Seven months ago, I took over the judging of Eerie River’s monthly contests. Since then, I’ve had the pleasure of reading some truly spectacular pieces of fiction, and been forced to make some tough decisions when it came time to pick the winners.


The truth is that some stories stand out. I know, from the very moment I read them, that they are destined to sit at the top of the pile, and they will most likely win.


Eerie River’s new quarterly contests are looming. There are more opportunities to win than ever and this year we’ll be producing a collection of the winners from each of the four contests, so I thought I’d unpack my best advice for those of you wanting to enter this, or any other, writing contest.


1) Adherence to genre. This is a horror contest. We need horror stories. Even if you’re dipping into sub-genres—horror romance, anyone?—the horror should always be the focus. Keep the tension high throughout, shock us and creep us out to the very best of your ability. And if you’re using humour, don’t let the humour undermine the horror. A horror story that starts to feel more like a joke loses its visceral impact.

2) Adherence to theme. I’m quite permissive of entries that try to find interesting and oblique ways to utilise the contest theme, but caveat emptor, I do use adherence to theme as a judging criteria. If I’m stuck between two excellent pieces and need to make a judgement call, I’ll pick the one that most clearly exemplifies the theme. For example, it’s the difference between a story about a werewolf and a story that just has a werewolf in it. Our quarterly contests are themed around ‘elements’, and that’s quite a broad remit, so make sure you’re picking your subject matter with the theme in mind.

3) Strong subject matter. Which brings me to my next point. Characters, setting, plot. All of these elements are vital to bringing your concept to life. Characters need to have purpose and strength; settings need to be interesting and act almost like characters themselves; plot needs to build to something dramatic and conclusive and satisfying (though not necessarily happy). Emotion is also very important in a horror story. Fear is always a good place to start, but sometimes horror can come from an emotion manifesting inappropriately to a situation. What do you find fascinating?

4) Style. Substance is vital to ensuring that your entry satisfies the criteria for the contest. But, once your genre, theme and subject matter are all set, you need to put these elements forward in the most attractive and appealing way. This isn’t academic writing; remember that you are trying to be entertaining. Cheat sentence structure. Focus on dialogue. Try not to lean too much on narration unless you’re setting a scene. Let characters’ motivations and feelings express themselves in action and speech. Something that is interestingly written will be interesting to read.
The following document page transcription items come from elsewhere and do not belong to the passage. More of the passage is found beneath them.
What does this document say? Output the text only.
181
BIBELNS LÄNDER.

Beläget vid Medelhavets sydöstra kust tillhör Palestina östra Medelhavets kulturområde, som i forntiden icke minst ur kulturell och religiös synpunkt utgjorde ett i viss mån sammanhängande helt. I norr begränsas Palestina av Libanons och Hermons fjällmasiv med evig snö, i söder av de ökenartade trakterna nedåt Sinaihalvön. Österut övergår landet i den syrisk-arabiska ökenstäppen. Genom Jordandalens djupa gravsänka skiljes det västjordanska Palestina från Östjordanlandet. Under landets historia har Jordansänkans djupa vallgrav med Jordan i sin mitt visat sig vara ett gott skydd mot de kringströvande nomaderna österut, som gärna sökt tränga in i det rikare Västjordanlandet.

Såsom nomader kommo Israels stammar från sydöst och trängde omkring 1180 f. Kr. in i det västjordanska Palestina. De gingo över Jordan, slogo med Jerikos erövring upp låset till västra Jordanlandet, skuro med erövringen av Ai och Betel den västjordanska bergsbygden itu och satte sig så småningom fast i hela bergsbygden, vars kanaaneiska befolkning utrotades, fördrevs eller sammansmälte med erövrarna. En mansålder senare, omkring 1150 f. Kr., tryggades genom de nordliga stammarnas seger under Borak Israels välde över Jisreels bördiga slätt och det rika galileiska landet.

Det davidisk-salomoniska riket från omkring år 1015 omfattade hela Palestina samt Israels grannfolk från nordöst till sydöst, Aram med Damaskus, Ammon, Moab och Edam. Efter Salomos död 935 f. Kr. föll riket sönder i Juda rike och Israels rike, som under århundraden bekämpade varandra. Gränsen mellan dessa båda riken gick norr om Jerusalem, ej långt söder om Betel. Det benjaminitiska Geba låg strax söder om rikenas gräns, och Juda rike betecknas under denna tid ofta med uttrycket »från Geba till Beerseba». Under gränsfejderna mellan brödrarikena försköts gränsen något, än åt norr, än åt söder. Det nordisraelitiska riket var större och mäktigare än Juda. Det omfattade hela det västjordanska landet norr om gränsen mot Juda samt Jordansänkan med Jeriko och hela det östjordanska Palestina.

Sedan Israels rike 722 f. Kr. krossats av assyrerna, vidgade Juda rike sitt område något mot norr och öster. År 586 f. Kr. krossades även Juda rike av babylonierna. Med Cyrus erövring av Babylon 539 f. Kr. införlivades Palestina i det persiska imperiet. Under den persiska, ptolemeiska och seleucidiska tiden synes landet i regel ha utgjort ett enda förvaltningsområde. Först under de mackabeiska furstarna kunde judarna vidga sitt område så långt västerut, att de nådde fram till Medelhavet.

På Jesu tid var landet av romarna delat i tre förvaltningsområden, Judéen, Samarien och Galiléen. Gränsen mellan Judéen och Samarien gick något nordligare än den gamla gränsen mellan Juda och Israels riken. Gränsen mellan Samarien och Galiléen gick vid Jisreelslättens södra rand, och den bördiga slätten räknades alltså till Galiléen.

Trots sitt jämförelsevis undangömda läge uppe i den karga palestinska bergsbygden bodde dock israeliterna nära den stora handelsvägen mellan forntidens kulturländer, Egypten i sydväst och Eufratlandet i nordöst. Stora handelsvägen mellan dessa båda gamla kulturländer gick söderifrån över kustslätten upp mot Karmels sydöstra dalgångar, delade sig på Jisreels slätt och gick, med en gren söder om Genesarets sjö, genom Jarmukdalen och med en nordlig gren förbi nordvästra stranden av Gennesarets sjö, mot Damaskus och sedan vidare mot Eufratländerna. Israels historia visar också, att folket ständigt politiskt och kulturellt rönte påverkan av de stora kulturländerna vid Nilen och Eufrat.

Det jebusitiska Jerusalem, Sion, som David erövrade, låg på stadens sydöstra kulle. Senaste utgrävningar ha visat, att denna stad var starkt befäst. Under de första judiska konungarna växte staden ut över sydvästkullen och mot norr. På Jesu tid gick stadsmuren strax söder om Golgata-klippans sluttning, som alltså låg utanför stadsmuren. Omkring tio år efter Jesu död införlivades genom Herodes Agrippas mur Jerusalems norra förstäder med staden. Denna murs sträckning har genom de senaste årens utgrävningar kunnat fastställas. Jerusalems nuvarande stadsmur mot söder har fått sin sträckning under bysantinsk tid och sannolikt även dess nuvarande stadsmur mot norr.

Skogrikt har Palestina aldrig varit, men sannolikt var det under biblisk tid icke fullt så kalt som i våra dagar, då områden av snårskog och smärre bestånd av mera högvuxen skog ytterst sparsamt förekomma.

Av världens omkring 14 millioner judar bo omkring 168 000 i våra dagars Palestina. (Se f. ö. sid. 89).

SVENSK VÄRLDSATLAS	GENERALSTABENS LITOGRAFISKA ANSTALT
5) Clean editing. In Robert McKee’s Story, a book about screenplay writing, McKee mentions that he would never reject a screenplay with a spectacular plot and characters, even if it was riddled with grammar errors and spelling mistakes. And, in truth, I agree with this mentality. I edit every contest entry I select and I would rather have a compelling and captivating plot full of errors than a dull and grammatically perfect manuscript. However, an unclean edit will make your work harder to read and your point more difficult to get across. And, when it comes down to it, in a tie-break situation, I will lean towards a more cleanly edited piece. So maybe it’s not the most important part of my personal judging criteria; it’s just about giving yourself every advantage to come out as a winner.


Working as Eerie River’s contest judge has given me a brilliant insight into what it’s like behind the scenes, and the writer in me wanted to provide some of that insight to entrants for this year’s contests. Hopefully, this advice will help you get ready for other contests you might be interested in entering, not just this one.


Throughout February, we will be accepting entries for the ‘Earth’ contest. It’s a nice, broad theme with a lot of potential. Subterranean creatures, haunted caves and tunnels, graves and burials, malignant trees and cursed land and desecrated ground. Plant a seed and see what grows.


We can’t wait to see what you come up with!